Many of our clients are come to us wondering, “Do you need a foundation for shed?” Once that question is answered, though, a follow-up question is often “What’s the best shed foundation: gravel or concrete?”
In most cases:
- Gravel is the best shed foundation, especially for portable buildings that come with a wood floor.
- Concrete is the ideal foundation for a garage or a shed without a pre-built floor.
Let’s talk about the respective benefits of each.
Gravel is generally better than concrete for a shed foundation
As mentioned above, out of all the available shed foundations, gravel foundations are our choice for prefab sheds that come with wooden floors pre-built.
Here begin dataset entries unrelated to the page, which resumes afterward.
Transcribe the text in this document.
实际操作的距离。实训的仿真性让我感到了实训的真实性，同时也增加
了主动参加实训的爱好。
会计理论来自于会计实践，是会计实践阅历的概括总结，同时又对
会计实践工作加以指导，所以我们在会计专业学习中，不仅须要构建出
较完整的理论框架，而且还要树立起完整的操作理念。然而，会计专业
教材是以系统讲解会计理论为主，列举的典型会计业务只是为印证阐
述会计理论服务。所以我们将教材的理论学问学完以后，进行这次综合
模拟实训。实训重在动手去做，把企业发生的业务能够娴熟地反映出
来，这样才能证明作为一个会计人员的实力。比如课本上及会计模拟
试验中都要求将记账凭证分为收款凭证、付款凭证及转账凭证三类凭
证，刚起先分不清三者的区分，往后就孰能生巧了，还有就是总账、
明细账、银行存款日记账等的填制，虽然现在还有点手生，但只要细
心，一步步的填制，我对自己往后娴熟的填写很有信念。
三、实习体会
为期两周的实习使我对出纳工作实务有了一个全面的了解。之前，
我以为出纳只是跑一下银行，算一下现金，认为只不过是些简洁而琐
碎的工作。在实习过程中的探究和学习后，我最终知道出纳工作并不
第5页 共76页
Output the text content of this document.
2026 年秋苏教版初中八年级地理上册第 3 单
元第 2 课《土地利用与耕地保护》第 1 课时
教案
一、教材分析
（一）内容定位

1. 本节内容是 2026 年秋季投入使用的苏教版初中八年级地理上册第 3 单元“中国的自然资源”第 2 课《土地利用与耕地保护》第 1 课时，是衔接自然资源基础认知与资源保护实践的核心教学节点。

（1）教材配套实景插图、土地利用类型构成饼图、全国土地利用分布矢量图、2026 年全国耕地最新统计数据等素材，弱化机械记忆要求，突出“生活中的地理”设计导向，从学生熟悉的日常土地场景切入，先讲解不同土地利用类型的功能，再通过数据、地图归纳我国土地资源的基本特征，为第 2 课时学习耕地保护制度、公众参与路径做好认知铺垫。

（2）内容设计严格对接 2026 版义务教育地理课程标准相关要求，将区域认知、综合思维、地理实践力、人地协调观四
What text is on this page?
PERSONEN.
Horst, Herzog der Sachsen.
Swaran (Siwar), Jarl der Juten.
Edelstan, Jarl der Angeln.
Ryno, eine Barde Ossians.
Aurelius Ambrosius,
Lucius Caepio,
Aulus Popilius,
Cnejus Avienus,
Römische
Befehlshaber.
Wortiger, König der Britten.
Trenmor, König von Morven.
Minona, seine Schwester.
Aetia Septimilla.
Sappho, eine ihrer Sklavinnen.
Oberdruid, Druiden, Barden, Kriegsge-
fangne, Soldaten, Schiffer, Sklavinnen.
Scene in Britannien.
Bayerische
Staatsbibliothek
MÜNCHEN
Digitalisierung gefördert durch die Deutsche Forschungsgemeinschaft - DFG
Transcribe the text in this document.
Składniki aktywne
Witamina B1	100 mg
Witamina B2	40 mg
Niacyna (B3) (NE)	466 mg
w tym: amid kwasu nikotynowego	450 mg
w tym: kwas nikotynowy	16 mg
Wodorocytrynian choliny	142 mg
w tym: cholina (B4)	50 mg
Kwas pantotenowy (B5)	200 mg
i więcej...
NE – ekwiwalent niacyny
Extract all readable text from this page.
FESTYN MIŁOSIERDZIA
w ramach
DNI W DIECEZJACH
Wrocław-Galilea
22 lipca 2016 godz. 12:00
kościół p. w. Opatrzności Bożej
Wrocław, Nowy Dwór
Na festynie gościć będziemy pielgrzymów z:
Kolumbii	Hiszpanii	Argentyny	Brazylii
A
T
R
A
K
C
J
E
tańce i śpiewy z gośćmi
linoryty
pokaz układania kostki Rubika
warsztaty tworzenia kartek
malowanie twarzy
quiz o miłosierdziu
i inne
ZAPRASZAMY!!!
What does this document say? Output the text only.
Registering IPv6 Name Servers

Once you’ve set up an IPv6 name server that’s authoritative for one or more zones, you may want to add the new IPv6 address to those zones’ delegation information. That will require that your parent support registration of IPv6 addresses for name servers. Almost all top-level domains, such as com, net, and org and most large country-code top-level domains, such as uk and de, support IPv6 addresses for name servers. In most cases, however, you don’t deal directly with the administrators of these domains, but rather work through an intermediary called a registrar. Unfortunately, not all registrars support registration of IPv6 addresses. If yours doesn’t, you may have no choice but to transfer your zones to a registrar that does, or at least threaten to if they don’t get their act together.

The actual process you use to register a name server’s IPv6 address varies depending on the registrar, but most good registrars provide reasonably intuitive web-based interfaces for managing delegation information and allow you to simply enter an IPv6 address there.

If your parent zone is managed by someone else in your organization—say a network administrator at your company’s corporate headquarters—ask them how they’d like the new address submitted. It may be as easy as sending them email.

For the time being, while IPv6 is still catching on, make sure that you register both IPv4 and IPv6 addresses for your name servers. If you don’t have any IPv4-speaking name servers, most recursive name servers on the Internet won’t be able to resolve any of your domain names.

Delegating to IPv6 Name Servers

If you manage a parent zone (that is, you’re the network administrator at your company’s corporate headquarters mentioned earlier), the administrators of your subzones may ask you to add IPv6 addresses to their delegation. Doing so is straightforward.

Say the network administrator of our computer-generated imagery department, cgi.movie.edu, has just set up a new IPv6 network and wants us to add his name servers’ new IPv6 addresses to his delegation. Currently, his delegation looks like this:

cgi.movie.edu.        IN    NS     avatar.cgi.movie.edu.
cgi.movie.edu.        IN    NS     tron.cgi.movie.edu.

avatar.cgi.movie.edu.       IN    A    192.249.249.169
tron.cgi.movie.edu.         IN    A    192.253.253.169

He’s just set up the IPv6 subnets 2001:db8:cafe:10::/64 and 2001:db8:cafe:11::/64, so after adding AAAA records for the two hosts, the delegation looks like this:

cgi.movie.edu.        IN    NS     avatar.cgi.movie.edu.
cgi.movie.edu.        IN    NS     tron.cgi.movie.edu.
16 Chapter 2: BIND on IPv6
If that’s the type of shed you’re planning to build/buy, the following reasons explain the benefits of a gravel shed foundation.
Better drainage = less rot and decay. A gravel base acts like a sponge by wicking away the water that would normally collect around the bottom of the shed. A concrete base, on the other hand, cannot absorb water. This can create more water runoff issues during heavy rain falls. Additionally, the bottom of the shed also won’t dry out as quickly with concrete.
Photo credit: http://shabbyglam.blogspot.com
Less water splashing against your shed. A gravel base functions like a diffuser when water that runs off the roof reaches the ground. The rough, porous surface of the gravel prevents water from splashing up. Instead, the water quickly soaks into the ground. With a concrete base, water from the roof will splash up against the sides of the shed. This increases the likelihood that any wood (including siding) on your shed will rot over time.
Cheaper than concrete. A gravel base has a price point significantly lower than concrete. If your building doesn’t require a concrete foundation, a gravel pad can save you hard earned dollars and allow you to invest more in things like landscaping (or a bigger shed!). We have an entire article devoted to shed site prep costs when installing gravel foundations.
Photo credit: Sheds Unlimited
Easier to install and remove. With a gravel base, you won’t have the heavy concrete truck driving on your lawn. A gravel base for an average sized backyard shed can usually be installed in a day or less. You may even decide to level the ground for your shed, calculate how much gravel you need, and build your own gravel shed foundation. And if you ever decide to move the shed to a new location in your yard or get rid of it altogether, a gravel base will be much easier to remove.
Concrete is generally better than gravel for a garage foundation
If your shed will serve as a garage (especially a multiple-car garage), it’s important to have a foundation that will properly support heavy vehicles. This is also true for sheds that are built or assembled on-site. The following reasons explain the benefits of a concrete garage or shed foundation.
Local regulations may require concrete. Some municipalities require certain building types or building sizes to be constructed with a concrete foundation or footers. This is especially true in areas that are prone to frost heave. Check your local code, as there are several types of concrete foundations (with varying costs) that may meet requirements. If you’re only installing a shed, concrete foundation piers at each corner, combined with a gravel foundation, may be satisfactory.
Concrete offers the best support for vehicles. As mentioned above, concrete is the best option for a garage. Years of driving a vehicle in and out can cause a building on gravel to start to shift. Concrete eliminates that danger. For both attached and detached garages built on-site, construction will usually start with concrete wall footers and a concrete floor. You can see several types of concrete garage foundations here and a complete guide to shed footings here.
So, is a concrete shed base better or stronger than crushed stone? It depends…
The truth is, the extra cost of concrete does not necessarily make it a better foundation for a shed. A gravel base is an ideal foundation for small prefab sheds and can even be a good option for some portable garages. However, concrete is a great option for larger garages and any building that’s not pre-built with a floor. If it doesn’t have a floor, then a concrete foundation is a good option.